Americans everywhere are enjoying this long weekend, an extended respite from the daily grind of work or school. It’s a joyous occasion, the unofficial start to summer.
That enjoyment of life and the rare chance to relax too often mask the real meaning of the Memorial Day holiday, one that recognizes the men and women who gave their lives so that we — and others around the world — might savor these weekends shared with family and friends.
It’s vitally important that each and every one of us take some time this weekend to honor those who fell in battle. You need not partake in a parade or attend a solemn service, but you should, in your own way, quietly and genuinely reflect upon and appreciate the accomplishments and lives of our fine militaries of wars past and present.
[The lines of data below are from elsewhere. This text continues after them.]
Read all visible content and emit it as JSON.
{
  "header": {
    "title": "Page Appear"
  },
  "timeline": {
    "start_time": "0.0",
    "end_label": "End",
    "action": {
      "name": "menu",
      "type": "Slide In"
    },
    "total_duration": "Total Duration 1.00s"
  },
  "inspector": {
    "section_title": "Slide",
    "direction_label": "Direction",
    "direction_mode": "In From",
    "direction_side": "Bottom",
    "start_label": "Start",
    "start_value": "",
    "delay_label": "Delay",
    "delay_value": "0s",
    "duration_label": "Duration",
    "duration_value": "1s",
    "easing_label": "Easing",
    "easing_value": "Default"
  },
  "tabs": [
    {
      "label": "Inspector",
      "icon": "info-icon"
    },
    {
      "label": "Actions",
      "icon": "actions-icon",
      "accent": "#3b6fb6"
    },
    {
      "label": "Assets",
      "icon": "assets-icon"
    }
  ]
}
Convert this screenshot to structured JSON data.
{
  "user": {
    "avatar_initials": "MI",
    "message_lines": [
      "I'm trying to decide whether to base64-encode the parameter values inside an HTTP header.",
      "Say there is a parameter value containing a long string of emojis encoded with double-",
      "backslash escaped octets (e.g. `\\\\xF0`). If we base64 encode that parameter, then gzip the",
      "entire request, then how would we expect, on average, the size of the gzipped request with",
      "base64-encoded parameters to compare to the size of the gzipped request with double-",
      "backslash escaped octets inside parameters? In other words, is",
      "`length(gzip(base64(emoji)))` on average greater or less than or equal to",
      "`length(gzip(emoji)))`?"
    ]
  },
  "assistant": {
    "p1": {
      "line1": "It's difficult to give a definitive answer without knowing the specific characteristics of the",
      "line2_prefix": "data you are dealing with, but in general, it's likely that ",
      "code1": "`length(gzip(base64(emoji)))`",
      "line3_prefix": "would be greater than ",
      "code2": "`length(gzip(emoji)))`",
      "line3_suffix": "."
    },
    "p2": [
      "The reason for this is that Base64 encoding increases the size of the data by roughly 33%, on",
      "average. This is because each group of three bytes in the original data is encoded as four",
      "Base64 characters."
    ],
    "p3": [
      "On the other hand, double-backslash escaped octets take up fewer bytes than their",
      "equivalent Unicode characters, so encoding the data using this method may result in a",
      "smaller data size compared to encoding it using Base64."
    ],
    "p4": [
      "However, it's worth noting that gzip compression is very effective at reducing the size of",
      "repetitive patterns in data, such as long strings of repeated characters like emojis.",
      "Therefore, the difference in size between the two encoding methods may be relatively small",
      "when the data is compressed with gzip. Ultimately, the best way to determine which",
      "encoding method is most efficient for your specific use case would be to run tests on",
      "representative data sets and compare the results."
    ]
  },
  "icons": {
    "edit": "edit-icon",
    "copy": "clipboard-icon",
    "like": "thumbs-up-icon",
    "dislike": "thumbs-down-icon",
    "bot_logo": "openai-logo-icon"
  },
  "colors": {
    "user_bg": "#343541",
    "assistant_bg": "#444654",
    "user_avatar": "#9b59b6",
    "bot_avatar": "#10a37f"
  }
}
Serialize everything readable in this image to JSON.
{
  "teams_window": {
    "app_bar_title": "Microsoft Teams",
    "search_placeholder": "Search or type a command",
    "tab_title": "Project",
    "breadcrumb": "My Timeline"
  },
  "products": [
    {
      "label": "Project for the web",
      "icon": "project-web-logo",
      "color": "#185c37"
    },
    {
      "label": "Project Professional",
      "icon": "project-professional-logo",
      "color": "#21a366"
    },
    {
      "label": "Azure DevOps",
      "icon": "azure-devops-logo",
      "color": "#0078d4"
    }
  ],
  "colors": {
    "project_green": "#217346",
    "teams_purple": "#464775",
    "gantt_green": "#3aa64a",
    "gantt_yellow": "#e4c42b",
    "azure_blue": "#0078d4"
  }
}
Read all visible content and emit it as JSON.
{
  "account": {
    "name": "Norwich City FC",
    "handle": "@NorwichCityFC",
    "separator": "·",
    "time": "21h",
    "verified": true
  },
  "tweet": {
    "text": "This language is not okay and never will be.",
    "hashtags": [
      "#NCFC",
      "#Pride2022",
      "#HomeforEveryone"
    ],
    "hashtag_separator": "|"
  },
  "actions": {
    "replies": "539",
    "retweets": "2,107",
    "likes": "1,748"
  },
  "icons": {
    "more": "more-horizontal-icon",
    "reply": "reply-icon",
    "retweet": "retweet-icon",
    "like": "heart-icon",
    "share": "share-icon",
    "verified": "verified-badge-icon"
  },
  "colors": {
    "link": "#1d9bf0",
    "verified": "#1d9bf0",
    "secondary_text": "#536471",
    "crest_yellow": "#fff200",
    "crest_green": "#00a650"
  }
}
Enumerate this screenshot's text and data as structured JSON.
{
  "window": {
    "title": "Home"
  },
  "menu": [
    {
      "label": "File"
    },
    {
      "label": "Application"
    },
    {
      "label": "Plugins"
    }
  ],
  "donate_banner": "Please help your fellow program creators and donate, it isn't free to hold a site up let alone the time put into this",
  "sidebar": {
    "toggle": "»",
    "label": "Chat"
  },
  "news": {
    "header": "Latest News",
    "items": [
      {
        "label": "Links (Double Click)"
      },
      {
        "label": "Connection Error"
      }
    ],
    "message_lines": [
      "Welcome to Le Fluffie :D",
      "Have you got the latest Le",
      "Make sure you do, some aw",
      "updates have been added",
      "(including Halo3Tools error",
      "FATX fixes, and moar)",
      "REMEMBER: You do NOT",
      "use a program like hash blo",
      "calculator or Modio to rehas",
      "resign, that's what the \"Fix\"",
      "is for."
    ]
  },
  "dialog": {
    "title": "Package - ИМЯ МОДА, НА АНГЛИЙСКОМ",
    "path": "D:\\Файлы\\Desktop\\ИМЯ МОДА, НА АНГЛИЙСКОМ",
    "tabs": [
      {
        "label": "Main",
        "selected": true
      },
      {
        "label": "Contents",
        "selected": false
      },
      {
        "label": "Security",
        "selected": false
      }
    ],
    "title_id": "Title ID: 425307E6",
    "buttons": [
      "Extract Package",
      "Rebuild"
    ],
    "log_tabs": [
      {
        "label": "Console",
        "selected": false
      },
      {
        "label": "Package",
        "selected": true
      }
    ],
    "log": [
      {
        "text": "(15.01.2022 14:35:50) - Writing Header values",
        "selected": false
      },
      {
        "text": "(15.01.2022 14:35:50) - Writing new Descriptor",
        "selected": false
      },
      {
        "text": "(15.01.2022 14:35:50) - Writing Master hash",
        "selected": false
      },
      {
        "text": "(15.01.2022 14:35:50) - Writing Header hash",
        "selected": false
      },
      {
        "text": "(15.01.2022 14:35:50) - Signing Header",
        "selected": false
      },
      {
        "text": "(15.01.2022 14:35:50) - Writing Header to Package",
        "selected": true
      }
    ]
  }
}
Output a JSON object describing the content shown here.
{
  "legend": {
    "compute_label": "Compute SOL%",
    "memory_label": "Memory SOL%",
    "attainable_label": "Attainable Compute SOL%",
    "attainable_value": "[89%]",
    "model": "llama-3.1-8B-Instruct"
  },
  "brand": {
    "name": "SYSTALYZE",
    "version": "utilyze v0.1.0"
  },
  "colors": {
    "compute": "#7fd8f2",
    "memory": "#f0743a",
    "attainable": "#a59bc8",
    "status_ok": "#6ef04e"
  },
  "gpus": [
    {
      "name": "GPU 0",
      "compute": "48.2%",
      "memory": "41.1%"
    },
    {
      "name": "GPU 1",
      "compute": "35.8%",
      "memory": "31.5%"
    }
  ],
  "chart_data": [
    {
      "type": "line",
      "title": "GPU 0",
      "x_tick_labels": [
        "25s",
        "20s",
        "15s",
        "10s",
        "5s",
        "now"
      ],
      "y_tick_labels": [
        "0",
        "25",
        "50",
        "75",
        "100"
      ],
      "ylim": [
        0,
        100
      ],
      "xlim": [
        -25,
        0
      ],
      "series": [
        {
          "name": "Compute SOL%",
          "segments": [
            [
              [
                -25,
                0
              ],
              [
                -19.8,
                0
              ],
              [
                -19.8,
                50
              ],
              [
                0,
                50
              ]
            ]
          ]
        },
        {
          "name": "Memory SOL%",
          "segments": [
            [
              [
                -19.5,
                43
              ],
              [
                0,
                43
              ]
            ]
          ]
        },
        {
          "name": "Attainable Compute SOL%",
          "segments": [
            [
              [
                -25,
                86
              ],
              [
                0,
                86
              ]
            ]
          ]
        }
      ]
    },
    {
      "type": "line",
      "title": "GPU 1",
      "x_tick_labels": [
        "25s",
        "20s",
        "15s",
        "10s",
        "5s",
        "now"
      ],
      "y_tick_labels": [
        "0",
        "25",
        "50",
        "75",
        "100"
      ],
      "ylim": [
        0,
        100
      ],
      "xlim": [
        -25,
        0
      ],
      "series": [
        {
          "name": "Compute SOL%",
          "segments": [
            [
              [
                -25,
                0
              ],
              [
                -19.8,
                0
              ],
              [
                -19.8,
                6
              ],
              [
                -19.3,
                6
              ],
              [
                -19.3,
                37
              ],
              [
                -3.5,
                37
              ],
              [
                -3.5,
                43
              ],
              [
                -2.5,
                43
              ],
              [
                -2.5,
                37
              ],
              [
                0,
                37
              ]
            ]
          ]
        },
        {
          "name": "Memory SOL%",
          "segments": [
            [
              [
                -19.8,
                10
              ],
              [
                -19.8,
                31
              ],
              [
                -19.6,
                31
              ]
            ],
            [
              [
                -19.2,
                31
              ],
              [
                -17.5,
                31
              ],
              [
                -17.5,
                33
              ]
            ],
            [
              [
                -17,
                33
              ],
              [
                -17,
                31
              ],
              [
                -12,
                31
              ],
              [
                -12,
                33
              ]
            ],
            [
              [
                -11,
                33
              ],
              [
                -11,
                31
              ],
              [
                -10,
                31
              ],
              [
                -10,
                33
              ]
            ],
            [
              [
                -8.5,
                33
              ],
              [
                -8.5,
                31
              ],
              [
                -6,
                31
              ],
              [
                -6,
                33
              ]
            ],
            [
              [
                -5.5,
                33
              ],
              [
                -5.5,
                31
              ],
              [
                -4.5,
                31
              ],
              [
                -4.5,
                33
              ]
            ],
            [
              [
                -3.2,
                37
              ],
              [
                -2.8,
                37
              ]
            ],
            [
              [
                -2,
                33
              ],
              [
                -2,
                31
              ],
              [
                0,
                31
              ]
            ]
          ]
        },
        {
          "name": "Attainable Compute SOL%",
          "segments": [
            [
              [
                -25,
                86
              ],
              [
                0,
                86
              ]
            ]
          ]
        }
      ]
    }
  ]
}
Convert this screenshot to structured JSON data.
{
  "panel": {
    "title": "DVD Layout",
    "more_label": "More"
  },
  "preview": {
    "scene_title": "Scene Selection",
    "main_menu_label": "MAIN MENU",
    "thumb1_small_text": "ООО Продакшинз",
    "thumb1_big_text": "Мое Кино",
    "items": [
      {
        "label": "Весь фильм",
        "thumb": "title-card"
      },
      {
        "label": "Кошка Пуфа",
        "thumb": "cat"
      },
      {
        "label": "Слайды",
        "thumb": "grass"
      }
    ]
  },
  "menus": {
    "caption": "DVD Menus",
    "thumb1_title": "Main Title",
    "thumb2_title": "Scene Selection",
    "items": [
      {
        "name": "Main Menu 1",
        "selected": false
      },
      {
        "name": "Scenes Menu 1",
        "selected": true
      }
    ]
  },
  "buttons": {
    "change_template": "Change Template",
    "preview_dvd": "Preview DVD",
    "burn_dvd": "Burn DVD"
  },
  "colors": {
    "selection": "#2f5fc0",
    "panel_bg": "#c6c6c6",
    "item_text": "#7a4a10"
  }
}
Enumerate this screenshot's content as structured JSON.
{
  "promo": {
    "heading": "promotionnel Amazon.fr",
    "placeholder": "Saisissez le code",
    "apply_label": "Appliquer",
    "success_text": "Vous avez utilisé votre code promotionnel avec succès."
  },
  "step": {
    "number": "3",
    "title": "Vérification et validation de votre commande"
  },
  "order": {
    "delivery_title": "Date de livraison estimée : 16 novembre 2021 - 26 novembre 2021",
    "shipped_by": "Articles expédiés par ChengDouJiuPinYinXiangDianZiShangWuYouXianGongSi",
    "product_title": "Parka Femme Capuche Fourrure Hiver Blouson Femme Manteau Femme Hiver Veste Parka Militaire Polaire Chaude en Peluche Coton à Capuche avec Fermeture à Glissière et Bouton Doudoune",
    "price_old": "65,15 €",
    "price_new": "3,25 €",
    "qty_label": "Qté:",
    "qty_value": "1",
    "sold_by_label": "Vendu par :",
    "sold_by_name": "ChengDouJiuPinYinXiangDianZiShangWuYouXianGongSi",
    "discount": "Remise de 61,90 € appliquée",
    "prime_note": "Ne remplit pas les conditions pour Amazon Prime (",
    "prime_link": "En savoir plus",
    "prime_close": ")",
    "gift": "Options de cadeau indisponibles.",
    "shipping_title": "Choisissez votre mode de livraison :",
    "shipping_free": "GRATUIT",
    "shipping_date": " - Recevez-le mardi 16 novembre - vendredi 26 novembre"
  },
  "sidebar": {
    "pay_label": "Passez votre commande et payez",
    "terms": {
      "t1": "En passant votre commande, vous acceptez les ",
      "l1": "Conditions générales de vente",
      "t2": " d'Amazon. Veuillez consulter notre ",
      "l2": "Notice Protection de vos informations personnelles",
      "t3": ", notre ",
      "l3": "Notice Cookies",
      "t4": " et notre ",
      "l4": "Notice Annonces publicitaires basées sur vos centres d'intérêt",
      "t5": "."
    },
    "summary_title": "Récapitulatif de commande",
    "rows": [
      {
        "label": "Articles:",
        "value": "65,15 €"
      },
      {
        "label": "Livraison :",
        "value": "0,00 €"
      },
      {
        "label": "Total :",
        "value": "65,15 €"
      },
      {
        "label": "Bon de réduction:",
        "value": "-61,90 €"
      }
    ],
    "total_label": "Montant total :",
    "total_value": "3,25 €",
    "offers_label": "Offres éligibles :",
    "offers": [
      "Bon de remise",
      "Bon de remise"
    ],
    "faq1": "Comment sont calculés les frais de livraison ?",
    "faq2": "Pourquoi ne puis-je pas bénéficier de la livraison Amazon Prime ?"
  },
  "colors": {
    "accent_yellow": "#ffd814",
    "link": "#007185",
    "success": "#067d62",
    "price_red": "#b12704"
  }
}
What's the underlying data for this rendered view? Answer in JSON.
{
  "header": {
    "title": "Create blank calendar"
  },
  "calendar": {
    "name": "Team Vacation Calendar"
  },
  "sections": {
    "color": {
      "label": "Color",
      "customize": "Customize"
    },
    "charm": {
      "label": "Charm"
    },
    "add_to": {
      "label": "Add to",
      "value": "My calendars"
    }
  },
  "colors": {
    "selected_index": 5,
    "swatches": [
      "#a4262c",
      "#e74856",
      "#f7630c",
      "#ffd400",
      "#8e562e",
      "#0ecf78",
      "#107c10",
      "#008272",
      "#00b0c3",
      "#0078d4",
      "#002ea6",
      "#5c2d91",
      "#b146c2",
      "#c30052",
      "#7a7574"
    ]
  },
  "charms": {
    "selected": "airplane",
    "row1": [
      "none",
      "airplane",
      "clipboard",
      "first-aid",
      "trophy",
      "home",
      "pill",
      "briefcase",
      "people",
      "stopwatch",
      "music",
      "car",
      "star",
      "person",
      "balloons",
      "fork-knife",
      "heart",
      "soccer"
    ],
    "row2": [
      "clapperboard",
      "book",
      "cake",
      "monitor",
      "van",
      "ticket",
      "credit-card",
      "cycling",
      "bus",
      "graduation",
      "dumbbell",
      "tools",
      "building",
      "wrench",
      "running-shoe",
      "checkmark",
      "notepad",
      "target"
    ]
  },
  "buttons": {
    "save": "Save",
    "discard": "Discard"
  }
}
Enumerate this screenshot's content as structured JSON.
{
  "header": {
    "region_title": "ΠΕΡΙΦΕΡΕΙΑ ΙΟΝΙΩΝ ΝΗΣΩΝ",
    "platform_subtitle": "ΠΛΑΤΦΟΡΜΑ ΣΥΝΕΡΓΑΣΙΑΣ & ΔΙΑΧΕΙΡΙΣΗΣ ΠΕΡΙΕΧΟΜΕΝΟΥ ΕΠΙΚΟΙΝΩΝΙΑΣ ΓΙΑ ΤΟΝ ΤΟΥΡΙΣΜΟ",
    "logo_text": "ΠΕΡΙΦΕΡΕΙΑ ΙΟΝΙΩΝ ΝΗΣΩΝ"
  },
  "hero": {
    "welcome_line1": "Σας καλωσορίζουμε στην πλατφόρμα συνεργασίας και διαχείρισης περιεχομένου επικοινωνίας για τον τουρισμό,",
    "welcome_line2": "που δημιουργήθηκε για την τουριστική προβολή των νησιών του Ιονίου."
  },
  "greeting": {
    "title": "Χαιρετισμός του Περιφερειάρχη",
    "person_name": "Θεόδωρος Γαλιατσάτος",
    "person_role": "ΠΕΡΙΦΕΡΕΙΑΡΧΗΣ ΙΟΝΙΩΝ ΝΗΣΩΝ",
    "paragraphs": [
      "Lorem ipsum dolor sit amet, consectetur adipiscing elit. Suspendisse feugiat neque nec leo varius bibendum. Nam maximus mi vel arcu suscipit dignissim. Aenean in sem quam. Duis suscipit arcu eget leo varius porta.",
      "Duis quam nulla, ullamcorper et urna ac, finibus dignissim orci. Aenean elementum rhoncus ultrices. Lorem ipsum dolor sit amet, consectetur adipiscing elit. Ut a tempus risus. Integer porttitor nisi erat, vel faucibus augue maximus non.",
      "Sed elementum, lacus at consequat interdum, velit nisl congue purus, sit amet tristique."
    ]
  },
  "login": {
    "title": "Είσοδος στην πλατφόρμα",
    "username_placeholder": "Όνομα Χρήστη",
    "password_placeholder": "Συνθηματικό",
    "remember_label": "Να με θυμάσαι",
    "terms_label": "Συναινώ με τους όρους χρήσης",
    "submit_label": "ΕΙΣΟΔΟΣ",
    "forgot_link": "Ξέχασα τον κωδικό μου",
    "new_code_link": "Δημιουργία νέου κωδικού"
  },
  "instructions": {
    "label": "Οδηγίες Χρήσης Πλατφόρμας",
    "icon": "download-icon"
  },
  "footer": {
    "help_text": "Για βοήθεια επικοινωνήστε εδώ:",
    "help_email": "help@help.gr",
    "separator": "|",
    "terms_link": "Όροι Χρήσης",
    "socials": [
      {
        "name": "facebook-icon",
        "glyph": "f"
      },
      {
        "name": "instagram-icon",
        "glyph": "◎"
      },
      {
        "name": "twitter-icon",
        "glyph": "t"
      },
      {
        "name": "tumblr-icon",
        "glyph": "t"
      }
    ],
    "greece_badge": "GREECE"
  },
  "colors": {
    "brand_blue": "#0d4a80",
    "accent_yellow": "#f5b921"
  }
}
Since the start of the Revolutionary War, 1.344 million people have paid the price for American goals. To put that into perspective, that’s slightly more than the population of the entire Western New York region. So, imagine all of the homes and streets being completely devoid of people from Niagara Falls to Jamestown and all points in between and near. That haunting visual should give you a feel for the scale of sacrifice.
It should also give you ample reason to set aside some time to appreciate the meaning of those sacrifices. Those soldiers, sailors and airmen saw and experienced horrors that very few of us ever will, and they gave their lives so that others may live, for the creation and preservation of human rights here and abroad, and for the furthering of our national interests.
America, the greatest and freest nation ever conceived, would never have existed had men not fought to the death against British tyranny.
She would never have remained intact, nor would 3.5 million blacks have been freed from slavery, had the North not found it morally necessary to preserve our nation or better the human existence.